There's OCR systems which work on the basis of internal font consistency. They break the page into a series of single character images, and because the same character repeated is close to identical it's trivial to match them up, so you can easily build a map of characters.
You then just need a human to label each character once. With a pixel image comparison 0 looks completely different from o.
If they're using a standard font then a regular OCR (you'd only need four nines accuracy to get it 100% correct) would be fine, even with a weird font it still be easy to get that level of accuracy.
The obvious solution to this would be to cycle randomly between fonts every few characters (or keep a running total of the font used for each particular symbol, and ensure it stays below some threshold). For bonus points you could convert the key from base64/ascii to unicode or similar.
The obvious solution to this would be to cycle randomly between fonts every few characters (or keep a running total of the font used for each particular symbol, and ensure it stays below some threshold).

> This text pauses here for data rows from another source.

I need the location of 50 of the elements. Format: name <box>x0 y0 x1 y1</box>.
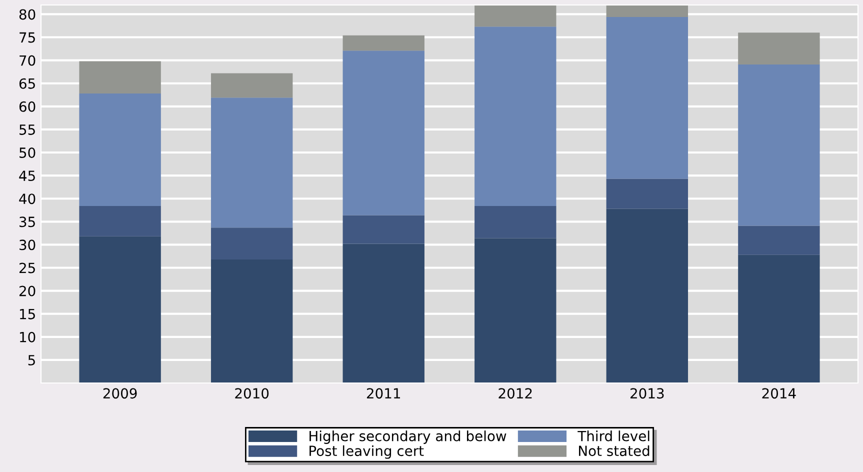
bar <box>210 228 293 260</box>
bar <box>79 206 161 236</box>
bar <box>474 238 556 383</box>
x-tick-label: 2009 <box>103 388 137 399</box>
y-tick-label: 75 <box>20 32 35 43</box>
bar <box>738 64 820 226</box>
bar <box>606 16 688 179</box>
y-tick-label: 10 <box>20 332 36 342</box>
bar <box>606 178 688 209</box>
y-tick-label: 50 <box>20 147 36 158</box>
legend-label: Third level <box>578 430 650 442</box>
x-tick-label: 2012 <box>498 388 532 399</box>
y-tick-label: 20 <box>19 286 36 296</box>
x-tick-label: 2010 <box>235 388 269 399</box>
y-tick-label: 55 <box>20 124 35 135</box>
bar <box>474 26 556 206</box>
bar <box>342 215 424 244</box>
bar <box>210 98 293 228</box>
bar <box>606 5 688 17</box>
y-tick-label: 45 <box>19 170 35 182</box>
y-tick-label: 35 <box>20 216 35 228</box>
bar <box>342 35 424 51</box>
y-tick-label: 15 <box>20 309 35 320</box>
y-tick-label: 30 <box>20 240 36 250</box>
bar <box>79 94 161 206</box>
bar <box>342 244 424 383</box>
bar <box>342 50 424 216</box>
y-tick-label: 5 <box>28 355 35 366</box>
bar <box>79 61 161 94</box>
bar <box>738 254 820 383</box>
bar <box>474 5 556 27</box>
y-tick-label: 65 <box>19 78 35 89</box>
legend-label: Higher secondary and below <box>310 430 506 444</box>
y-tick-label: 40 <box>19 194 36 204</box>
x-tick-label: 2013 <box>630 388 664 399</box>
bar <box>79 236 161 383</box>
y-tick-label: 70 <box>20 55 36 66</box>
x-tick-label: 2014 <box>762 388 796 399</box>
legend-label: Not stated <box>579 445 650 456</box>
bar <box>474 206 556 238</box>
bar <box>738 32 820 64</box>
bar <box>606 208 688 383</box>
y-tick-label: 80 <box>19 9 36 20</box>
bar <box>210 259 293 383</box>
y-tick-label: 25 <box>19 262 35 274</box>
bar <box>210 73 293 98</box>
x-tick-label: 2011 <box>366 388 400 399</box>
legend-label: Post leaving cert <box>310 445 424 459</box>
y-tick-label: 60 <box>19 101 36 112</box>
bar <box>738 226 820 255</box>
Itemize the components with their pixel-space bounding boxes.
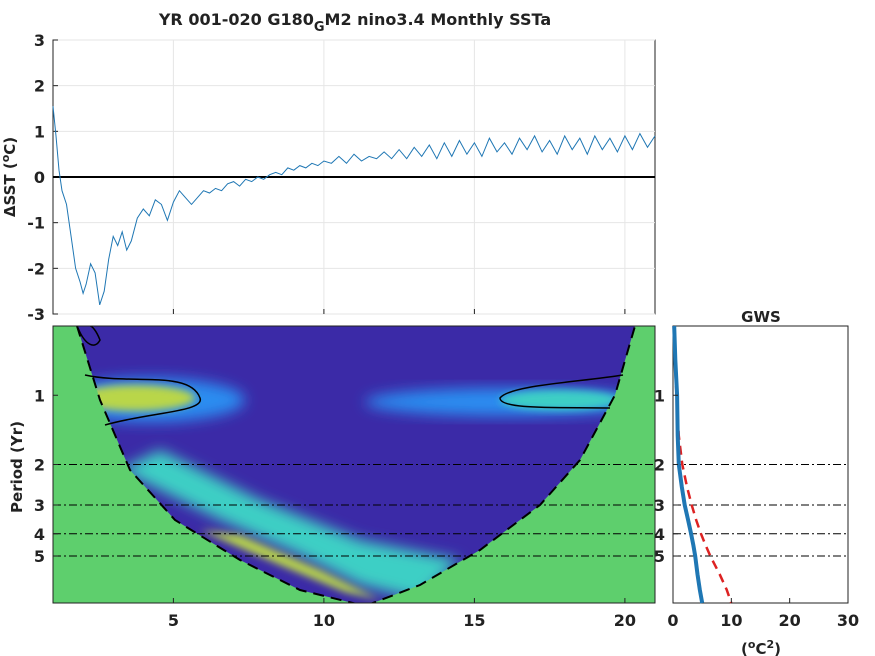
gws-x-label: (oC2)	[741, 638, 781, 656]
wavelet-y-tick-label: 2	[34, 456, 45, 475]
gws-x-tick-label: 20	[779, 611, 801, 630]
timeseries-y-label: ΔSST (oC)	[0, 137, 19, 217]
timeseries-y-tick-label: 1	[34, 122, 45, 141]
gws-ticks: 0 10 20 30 1 2 3 4 5	[654, 386, 859, 630]
gws-x-tick-label: 10	[720, 611, 742, 630]
timeseries-y-tick-label: -3	[27, 305, 45, 324]
wavelet-y-label: Period (Yr)	[8, 421, 26, 513]
trend-band	[120, 450, 460, 600]
wavelet-heatmap	[53, 326, 655, 603]
gws-y-tick-label: 1	[654, 386, 665, 405]
significance-contour-early	[84, 374, 201, 426]
wavelet-y-tick-label: 1	[34, 386, 45, 405]
timeseries-y-tick-label: 2	[34, 77, 45, 96]
gws-y-tick-label: 5	[654, 547, 665, 566]
annual-band-early-core	[75, 385, 195, 411]
wavelet-x-tick-label: 15	[463, 611, 485, 630]
cone-of-influence-left	[53, 326, 353, 603]
gws-x-tick-label: 30	[837, 611, 859, 630]
wavelet-y-tick-label: 4	[34, 525, 45, 544]
gws-x-tick-label: 0	[667, 611, 678, 630]
significance-contour-late	[499, 374, 624, 409]
wavelet-x-tick-label: 5	[168, 611, 179, 630]
significance-contour-corner	[77, 326, 101, 346]
gws-y-tick-label: 2	[654, 456, 665, 475]
timeseries-ticks: -3 -2 -1 0 1 2 3	[27, 31, 626, 324]
gws-y-tick-label: 4	[654, 525, 665, 544]
wavelet-ticks: 5 10 15 20 1 2 3 4 5	[34, 386, 636, 630]
timeseries-y-tick-label: -1	[27, 214, 45, 233]
annual-band-late-core	[500, 390, 620, 410]
wavelet-y-tick-label: 3	[34, 496, 45, 515]
wavelet-x-tick-label: 10	[313, 611, 335, 630]
timeseries-y-tick-label: 3	[34, 31, 45, 50]
sst-series-line	[52, 106, 656, 306]
timeseries-y-tick-label: -2	[27, 259, 45, 278]
gws-power-line	[672, 325, 705, 604]
cone-boundary	[76, 326, 636, 603]
gws-title: GWS	[741, 308, 781, 326]
trend-core	[200, 530, 380, 600]
gws-y-tick-label: 3	[654, 496, 665, 515]
wavelet-x-tick-label: 20	[614, 611, 636, 630]
gws-reference-lines	[673, 464, 848, 557]
chart-title: YR 001-020 G180GM2 nino3.4 Monthly SSTa	[158, 10, 551, 35]
timeseries-y-tick-label: 0	[34, 168, 45, 187]
timeseries-gridlines	[53, 39, 655, 315]
wavelet-reference-lines	[53, 464, 655, 557]
wavelet-y-tick-label: 5	[34, 547, 45, 566]
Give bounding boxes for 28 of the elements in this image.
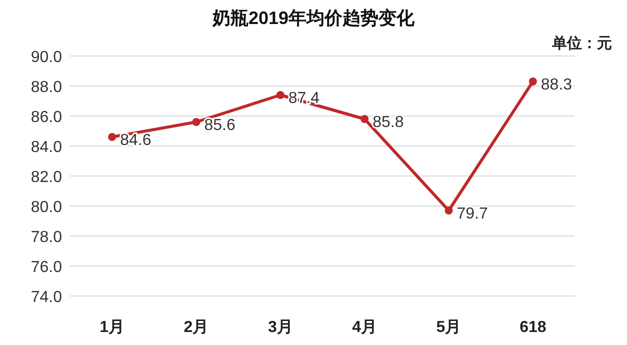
y-tick-label: 86.0 xyxy=(30,109,62,126)
point xyxy=(108,133,116,141)
text: 单位：元 xyxy=(551,35,612,52)
y-tick-label: 80.0 xyxy=(30,199,62,216)
x-tick-label: 1月 xyxy=(100,319,125,336)
data-label: 85.6 xyxy=(204,117,236,134)
data-label: 84.6 xyxy=(120,132,152,149)
x-tick-label: 5月 xyxy=(436,319,462,336)
chart-title: 奶瓶2019年均价趋势变化 xyxy=(211,8,416,28)
point xyxy=(276,91,284,99)
x-tick-label: 3月 xyxy=(268,319,293,336)
data-label: 88.3 xyxy=(540,76,572,94)
data-label: 85.8 xyxy=(372,114,404,131)
y-tick-label: 88.0 xyxy=(30,79,62,96)
y-tick-label: 82.0 xyxy=(30,169,62,186)
point xyxy=(360,115,369,123)
y-tick-label: 84.0 xyxy=(30,139,62,156)
y-tick-label: 78.0 xyxy=(30,229,62,246)
point xyxy=(192,118,200,126)
y-tick-label: 90.0 xyxy=(30,49,62,66)
y-tick-label: 76.0 xyxy=(30,259,62,276)
y-tick-label: 74.0 xyxy=(30,289,62,306)
x-tick-label: 618 xyxy=(520,319,546,336)
x-tick-label: 2月 xyxy=(184,319,209,336)
data-label: 79.7 xyxy=(456,206,488,222)
point xyxy=(444,206,453,214)
point xyxy=(528,78,537,86)
x-tick-label: 4月 xyxy=(352,319,378,336)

This sounds like a useful defence in general against OCR re-use of particular things you might publish. I wonder if it could be done in a manner unobtrusive to the eye, but progressively more expensive to algorithms, either in terms of memory or time. This is really a neat idea you have.
Doesn't matter. A few wrong characters can easily be brute-forced. Once you have enough of the characters, you can just write a program to try modifying a few of them until you get a key that works.